Hopeful: With a high number of gun owners and supporters of the Second Amendment and a pending bill would make any new federal gun control laws unenforceable in Pennsylvania, Metcalfe said, the state is a good fit for gun manufactures.
"With America's single largest per capita representation of National Rifle Association members and more than one million licensed hunters and anglers ... Pennsylvania is a natural fit for any of our nation's major producers of guns, ammunition or accessories that are currently looking for a new home," Metcalfe said.
Of the three companies, Grove said it would be logical for Accokeek, Md.-based Beretta USA Corp. to move north of the Mason-Dixon Line, hopefully to York County where "world-class employees" reside.
In light of the Maryland legislature's advancement of a ban on assault weapons coupled with Beretta's history of moving operations, Grove said the company could opt to move out of the state.
West Virginia and Virginia are also looking to capitalize on the company's dissatisfaction with the measure.
Jeff Reh, a member of the Board of Directors for Beretta U.S.A. Corp. testified last month before Maryland state officials that Beretta has two other companies in Maryland that import or sell firearms. Together, the companies employ about 400 people in the state. Reh also noted that the companies are projected to pay about $31 million in taxes to the state from 1997 to 2014.

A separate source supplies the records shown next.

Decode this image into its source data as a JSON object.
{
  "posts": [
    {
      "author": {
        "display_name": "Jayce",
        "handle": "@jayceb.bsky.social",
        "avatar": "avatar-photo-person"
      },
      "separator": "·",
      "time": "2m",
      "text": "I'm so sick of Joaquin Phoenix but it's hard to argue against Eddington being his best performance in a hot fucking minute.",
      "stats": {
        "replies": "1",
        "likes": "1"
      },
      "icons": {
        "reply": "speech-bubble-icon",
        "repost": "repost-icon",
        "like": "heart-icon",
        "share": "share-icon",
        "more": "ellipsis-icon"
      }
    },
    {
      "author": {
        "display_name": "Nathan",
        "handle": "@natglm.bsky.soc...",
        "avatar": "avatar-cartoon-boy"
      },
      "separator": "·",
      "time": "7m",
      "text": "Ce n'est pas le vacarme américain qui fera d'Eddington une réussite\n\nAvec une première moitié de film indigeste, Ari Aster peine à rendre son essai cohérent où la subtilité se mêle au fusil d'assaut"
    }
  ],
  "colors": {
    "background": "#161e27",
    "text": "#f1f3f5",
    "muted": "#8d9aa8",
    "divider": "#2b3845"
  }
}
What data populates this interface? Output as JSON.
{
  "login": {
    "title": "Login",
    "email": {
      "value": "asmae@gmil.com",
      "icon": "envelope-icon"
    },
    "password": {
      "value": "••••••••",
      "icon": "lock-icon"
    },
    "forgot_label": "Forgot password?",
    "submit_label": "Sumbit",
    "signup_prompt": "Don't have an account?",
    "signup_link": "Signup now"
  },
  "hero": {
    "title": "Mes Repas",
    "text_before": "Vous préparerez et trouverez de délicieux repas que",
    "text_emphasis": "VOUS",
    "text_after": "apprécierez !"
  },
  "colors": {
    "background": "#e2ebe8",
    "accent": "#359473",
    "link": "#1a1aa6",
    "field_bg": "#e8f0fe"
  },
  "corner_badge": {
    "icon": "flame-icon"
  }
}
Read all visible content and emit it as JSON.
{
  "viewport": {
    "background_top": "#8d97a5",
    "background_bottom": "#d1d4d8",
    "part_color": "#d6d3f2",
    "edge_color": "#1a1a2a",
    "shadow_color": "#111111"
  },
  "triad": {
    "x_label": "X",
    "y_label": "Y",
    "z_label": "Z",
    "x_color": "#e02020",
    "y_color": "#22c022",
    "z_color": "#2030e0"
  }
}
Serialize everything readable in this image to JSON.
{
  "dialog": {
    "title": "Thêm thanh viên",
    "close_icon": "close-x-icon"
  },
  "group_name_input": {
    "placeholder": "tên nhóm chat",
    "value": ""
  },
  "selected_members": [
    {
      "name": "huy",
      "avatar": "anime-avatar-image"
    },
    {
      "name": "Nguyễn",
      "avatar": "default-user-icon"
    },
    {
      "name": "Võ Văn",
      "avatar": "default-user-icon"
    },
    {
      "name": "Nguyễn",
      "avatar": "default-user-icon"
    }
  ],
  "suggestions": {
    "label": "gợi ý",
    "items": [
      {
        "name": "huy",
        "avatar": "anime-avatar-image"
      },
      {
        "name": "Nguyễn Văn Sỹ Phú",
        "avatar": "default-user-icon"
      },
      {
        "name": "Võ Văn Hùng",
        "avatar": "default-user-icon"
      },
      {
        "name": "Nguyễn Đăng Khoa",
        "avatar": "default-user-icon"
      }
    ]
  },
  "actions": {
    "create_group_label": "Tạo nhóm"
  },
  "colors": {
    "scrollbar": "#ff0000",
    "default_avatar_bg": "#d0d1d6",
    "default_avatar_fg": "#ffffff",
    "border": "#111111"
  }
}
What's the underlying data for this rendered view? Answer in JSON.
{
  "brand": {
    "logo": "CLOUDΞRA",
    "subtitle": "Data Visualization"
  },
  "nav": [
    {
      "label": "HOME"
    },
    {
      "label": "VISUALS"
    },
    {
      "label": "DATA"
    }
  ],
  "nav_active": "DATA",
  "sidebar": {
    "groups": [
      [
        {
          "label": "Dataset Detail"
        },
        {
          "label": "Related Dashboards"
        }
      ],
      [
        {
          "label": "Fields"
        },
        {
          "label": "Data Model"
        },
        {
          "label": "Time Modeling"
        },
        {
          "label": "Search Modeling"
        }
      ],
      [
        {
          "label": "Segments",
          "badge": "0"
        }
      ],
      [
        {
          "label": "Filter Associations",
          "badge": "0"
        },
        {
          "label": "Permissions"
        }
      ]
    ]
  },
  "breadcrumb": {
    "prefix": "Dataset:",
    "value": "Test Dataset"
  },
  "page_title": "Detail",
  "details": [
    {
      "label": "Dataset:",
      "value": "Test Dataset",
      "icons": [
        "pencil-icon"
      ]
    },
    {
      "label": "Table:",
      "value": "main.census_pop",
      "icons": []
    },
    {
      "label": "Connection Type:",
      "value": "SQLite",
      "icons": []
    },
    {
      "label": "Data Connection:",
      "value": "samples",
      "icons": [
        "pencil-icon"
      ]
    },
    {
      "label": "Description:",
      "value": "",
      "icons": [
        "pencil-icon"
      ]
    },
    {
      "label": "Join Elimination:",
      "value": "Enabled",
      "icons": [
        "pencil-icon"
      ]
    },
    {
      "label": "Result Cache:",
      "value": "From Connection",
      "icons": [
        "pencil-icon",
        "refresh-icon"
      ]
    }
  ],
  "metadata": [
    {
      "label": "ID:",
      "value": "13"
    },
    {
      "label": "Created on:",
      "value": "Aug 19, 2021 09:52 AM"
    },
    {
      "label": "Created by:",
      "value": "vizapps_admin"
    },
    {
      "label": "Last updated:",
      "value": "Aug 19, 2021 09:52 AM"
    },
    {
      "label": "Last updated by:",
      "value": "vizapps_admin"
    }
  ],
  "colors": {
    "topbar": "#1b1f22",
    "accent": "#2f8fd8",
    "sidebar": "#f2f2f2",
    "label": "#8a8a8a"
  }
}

Reh testified that the nearly 500-year history of the Beretta family shows commitment to the community in which it locates its business. The state, however, isn't reciprocating by advancing the gun-control bill, he said.
"Instead we are confronted with a state government that wants to ban our products at a time, by the way, when numerous other state governments are courting our investment," Reh said in written testimony to a Senate panel. "It is worth noting that these states also do not try to blame a product for human misconduct."
Unlikely: Grove cast doubts that Colorado-based Magpul and Remington Arms, based in New York state, would move to Pennsylvania. Remington, which makes guns and ammunition and employs about 1,000, has been based in the same town for more than 200 years.
Pennsylvania is one of a number of state to approach the company after New York Gov. Andrew Cuomo signed into law regulations earlier this year that have been touted as the "toughest gun control laws in the nation."
Magpul, which makes gun components, including high-capacity ammunition magazines, threatened to leave the state if it bans individuals from owning magazines with more than 15 rounds. The company employees 200 people.
Since the company is nearly across the country, Grove said its unlikely Magpul would move east to Pennsylvania.
Metcalfe and Grove are also calling on Pennsylvanians who support gun rights to attend the state's annual Second Amendment Action Day on Tuesday, April 23 at 10 a.m. in the State Capitol Rotunda. Supporters can also sign the Armed Pennsylvania: Say to No Gun Control petition by visiting RepMetcalfe.com.